I think this was a great idea for a post. If LessWrong rationality is worthwhile, then it ought to get lots of replies on concrete facts - not moral preferences, theology, or other unproveables.

I used to believe that embryos pass through periods of development representing earlier evolutionary stages - that there was a period when a human baby was basically a fish, then later an amphibian, and so on. I believed this because my father told me so; he was a doctor (though not an obstetrician), and the information he had given me about other subjects was highly reliable. Most knowledge is second hand - it was highly rational for me to believe him. I now know (also second hand!) that Haeckel's ideas were debunked a long time ago - although they might well have been in a textbook when my father was at medical school.

To me, the lesson is trust, but verify.

Comment author: Gunnar_Zarncke 17 October 2014 02:48:16PM 1 point [-]

Oh horror. I believed this until right now. Not exactly literally. I never knew Haeckels strong thesis. But from what I had been told (probably as contracted as "ontogeny recapitulates phylogeny") I still assumed the linearity part to be true. And I passed this wrong simplification on to my children (probably like your father did). So now I have some damage control to do...

Indirect quotes from the cited Wikipedia article:

Darwin's view, that early embryonic stages are similar to the same embryonic stage of related species but not to the adult stages of these species, has been confirmed by modern evolutionary developmental biology.

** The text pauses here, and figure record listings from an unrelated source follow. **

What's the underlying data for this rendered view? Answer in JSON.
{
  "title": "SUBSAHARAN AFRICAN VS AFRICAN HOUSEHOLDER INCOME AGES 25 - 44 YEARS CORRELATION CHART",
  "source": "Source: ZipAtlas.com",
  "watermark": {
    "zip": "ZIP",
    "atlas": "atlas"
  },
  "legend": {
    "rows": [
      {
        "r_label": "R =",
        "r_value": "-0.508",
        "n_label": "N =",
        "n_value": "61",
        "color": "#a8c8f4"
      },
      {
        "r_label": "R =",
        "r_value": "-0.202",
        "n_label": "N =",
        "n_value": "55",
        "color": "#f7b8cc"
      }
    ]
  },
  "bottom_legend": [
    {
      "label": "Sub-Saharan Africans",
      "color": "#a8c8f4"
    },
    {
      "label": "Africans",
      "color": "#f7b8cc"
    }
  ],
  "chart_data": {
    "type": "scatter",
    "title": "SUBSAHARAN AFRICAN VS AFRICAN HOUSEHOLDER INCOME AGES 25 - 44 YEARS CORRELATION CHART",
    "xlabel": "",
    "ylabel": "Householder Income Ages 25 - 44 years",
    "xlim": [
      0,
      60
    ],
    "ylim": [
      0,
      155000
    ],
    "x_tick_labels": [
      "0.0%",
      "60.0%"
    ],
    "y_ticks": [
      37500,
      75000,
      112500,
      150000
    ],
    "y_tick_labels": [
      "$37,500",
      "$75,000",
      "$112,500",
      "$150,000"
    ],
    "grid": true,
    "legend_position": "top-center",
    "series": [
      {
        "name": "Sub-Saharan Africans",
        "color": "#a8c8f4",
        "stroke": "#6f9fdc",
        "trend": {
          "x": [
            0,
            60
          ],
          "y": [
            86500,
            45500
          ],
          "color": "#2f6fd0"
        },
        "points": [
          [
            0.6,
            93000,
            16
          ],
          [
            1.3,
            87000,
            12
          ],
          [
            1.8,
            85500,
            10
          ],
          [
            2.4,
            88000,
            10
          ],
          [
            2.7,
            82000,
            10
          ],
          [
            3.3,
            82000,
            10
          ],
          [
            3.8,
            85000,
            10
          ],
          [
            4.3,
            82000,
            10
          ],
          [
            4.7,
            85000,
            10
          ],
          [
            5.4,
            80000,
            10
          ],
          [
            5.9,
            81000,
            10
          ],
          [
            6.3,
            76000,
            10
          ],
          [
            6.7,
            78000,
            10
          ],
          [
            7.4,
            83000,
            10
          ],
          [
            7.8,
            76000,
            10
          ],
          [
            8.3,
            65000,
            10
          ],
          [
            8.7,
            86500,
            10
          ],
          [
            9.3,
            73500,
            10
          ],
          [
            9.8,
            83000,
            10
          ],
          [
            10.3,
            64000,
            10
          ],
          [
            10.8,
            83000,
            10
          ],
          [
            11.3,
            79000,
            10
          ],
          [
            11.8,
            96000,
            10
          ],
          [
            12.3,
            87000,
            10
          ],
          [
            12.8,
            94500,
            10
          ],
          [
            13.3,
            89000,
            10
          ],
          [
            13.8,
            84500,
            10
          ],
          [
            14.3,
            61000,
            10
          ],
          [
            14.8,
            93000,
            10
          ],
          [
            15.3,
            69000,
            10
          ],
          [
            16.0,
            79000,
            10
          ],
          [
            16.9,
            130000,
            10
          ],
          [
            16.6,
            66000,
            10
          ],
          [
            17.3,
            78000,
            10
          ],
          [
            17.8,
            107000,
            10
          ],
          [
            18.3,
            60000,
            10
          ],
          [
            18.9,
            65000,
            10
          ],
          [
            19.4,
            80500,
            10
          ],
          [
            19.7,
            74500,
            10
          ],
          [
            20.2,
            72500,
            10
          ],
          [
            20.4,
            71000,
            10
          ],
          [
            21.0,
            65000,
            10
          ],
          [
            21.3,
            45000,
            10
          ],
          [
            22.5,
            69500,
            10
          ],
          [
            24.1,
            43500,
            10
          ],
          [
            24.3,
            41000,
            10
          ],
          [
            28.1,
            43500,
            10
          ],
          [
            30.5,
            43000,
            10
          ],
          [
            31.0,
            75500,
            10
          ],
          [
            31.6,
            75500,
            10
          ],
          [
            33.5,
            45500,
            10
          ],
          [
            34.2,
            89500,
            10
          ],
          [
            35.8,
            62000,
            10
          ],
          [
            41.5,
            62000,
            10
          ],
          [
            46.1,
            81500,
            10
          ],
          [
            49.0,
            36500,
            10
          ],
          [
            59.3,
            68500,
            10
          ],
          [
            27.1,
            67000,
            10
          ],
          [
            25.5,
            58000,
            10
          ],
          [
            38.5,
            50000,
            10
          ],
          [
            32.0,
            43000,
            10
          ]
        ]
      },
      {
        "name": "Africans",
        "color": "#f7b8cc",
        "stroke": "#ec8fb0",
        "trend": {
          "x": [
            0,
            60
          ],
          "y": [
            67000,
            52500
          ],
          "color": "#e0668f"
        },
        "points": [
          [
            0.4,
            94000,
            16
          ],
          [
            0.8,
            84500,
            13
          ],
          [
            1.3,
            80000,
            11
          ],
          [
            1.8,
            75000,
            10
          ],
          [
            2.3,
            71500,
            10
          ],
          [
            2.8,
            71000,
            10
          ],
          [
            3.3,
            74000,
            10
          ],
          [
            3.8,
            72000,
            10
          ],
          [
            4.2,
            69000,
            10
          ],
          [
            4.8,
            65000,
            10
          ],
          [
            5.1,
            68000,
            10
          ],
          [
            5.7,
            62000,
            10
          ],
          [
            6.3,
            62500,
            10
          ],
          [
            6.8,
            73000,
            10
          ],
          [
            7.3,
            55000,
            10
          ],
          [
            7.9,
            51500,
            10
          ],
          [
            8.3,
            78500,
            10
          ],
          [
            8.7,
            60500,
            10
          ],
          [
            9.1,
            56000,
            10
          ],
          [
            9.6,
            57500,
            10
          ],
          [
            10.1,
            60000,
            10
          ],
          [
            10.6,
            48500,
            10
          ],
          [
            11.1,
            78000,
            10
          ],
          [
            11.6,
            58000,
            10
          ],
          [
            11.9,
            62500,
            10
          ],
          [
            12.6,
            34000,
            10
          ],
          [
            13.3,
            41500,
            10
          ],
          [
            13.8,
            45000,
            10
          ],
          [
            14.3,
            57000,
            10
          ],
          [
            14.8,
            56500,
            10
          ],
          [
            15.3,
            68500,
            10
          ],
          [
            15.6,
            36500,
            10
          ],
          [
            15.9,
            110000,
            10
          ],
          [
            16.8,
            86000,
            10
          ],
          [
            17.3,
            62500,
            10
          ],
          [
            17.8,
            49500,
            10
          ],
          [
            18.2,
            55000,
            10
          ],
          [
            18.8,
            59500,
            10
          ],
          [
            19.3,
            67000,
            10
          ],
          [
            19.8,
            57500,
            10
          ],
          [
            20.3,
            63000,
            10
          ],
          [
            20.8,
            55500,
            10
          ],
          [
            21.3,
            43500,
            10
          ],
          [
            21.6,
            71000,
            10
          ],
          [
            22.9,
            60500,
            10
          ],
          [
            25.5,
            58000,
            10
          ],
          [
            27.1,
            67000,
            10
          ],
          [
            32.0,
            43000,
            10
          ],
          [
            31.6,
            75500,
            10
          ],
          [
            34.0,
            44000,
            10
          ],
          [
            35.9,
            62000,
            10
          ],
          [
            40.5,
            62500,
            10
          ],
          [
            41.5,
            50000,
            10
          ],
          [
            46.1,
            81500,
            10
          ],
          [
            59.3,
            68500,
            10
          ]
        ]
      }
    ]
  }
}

"Embryos do reflect the course of evolution, but that course is far more intricate and quirky than Haeckel claimed. Different parts of the same embryo can even evolve in different directions. As a result, the Biogenetic Law was abandoned, and its fall freed scientists to appreciate the full range of embryonic changes that evolution can produce—an appreciation that has yielded spectacular results in recent years as scientists have discovered some of the specific genes that control development."